I'm able to calculate the Median Absolute Error with this function:
from pyspark.sql import Window
def compute_Median_Abs_Err(df, expected_col, actual_col):
grp_window = Window.partitionBy('grp')
magic_percentile = F.expr('percentile_approx(abserror, 0.5)')
med_abs_err = df.withColumn("abserror",
f.abs(f.col(actual_col) - f.col(expected_col)
)).groupby('start_month', 'start_dt'
).agg(magic_percentile.alias("med_abs_error")
)
return(med_abs_err)
Which can be calculate with this equation:
MEDIAN(abs(predictions - actuals))
I'd like to be able to calculate the Median Absolute Percent Error, calculated with this equation:
MEDIAN( abs(predictions - actuals) / actuals )

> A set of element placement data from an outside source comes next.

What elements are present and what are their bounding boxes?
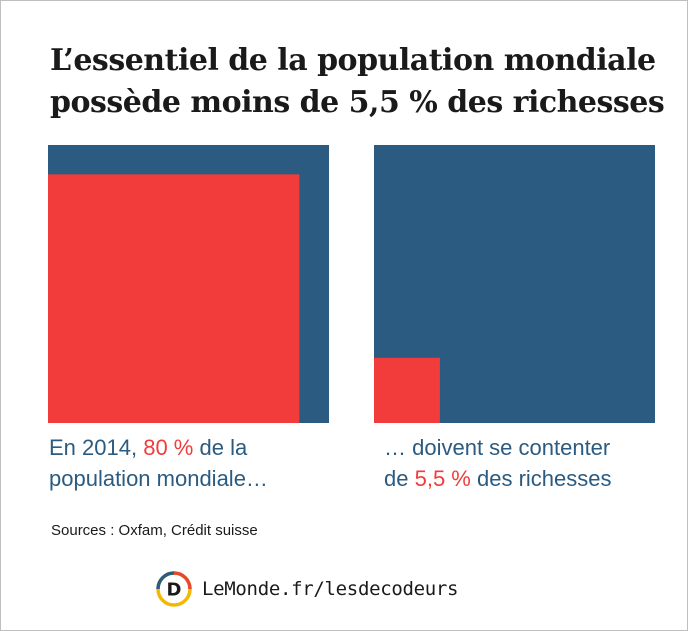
wealth-value-label: 5,5 % xyxy=(414,466,471,491)
wealth-panel xyxy=(374,145,655,423)
population-chart xyxy=(48,145,329,423)
population-caption: En 2014, 80 % de la population mondiale… xyxy=(49,432,349,494)
title-line-1: L’essentiel de la population mondiale xyxy=(50,43,656,78)
population-80-percent-square xyxy=(48,174,300,423)
brand-footer[interactable]: D LeMonde.fr/lesdecodeurs xyxy=(156,571,459,607)
chart-title: L’essentiel de la population mondiale po… xyxy=(50,40,670,124)
population-value-label: 80 % xyxy=(143,435,194,460)
population-panel xyxy=(48,145,329,423)
caption-prefix: de xyxy=(384,466,409,491)
caption-suffix: des richesses xyxy=(477,466,612,491)
caption-suffix: de la xyxy=(199,435,248,460)
population-caption-line-2: population mondiale… xyxy=(49,466,268,491)
wealth-5-5-percent-square xyxy=(374,357,440,423)
decodeurs-logo-icon: D xyxy=(156,571,192,607)
caption-prefix: En 2014, xyxy=(49,435,138,460)
logo-letter: D xyxy=(167,580,182,601)
wealth-caption-line-1: … doivent se contenter xyxy=(384,435,611,460)
wealth-chart xyxy=(374,145,655,423)
wealth-caption: … doivent se contenter de 5,5 % des rich… xyxy=(384,432,684,494)
sources-note: Sources : Oxfam, Crédit suisse xyxy=(51,522,258,539)
population-caption-line-1: En 2014, 80 % de la xyxy=(49,432,349,463)
wealth-caption-line-2: de 5,5 % des richesses xyxy=(384,463,684,494)
title-line-2: possède moins de 5,5 % des richesses xyxy=(50,85,665,120)
brand-link[interactable]: LeMonde.fr/lesdecodeurs xyxy=(202,578,459,600)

I thought I had it correctly with this:
from pyspark.sql import Window
def compute_Median_Perc_Err(df, expected_col, actual_col):
grp_window = Window.partitionBy('grp')
magic_percentile = f.expr('percentile_approx(abserror, 0.5)')
med_perc_err = df.withColumn("abserror",
f.abs(f.col(actual_col) - f.col(expected_col)
)).groupby('start_month', 'start_dt'
).agg(magic_percentile.alias("med_abs_error"), f.avg(f.col(actual_col)).alias("mean")
).withColumn("med_perc_error", f.col("med_abs_error") / f.col("mean"))
return(med_perc_err)
But I realized with this, I am not dividing by the actuals
before taking the median
. I should divide by the actuals first, then take the median of that column.
How do I write this code snippet to divide by the actuals first, since I still need to take .agg(f.avg(f.col("actuals"))
after the groupby to get an accurate mean?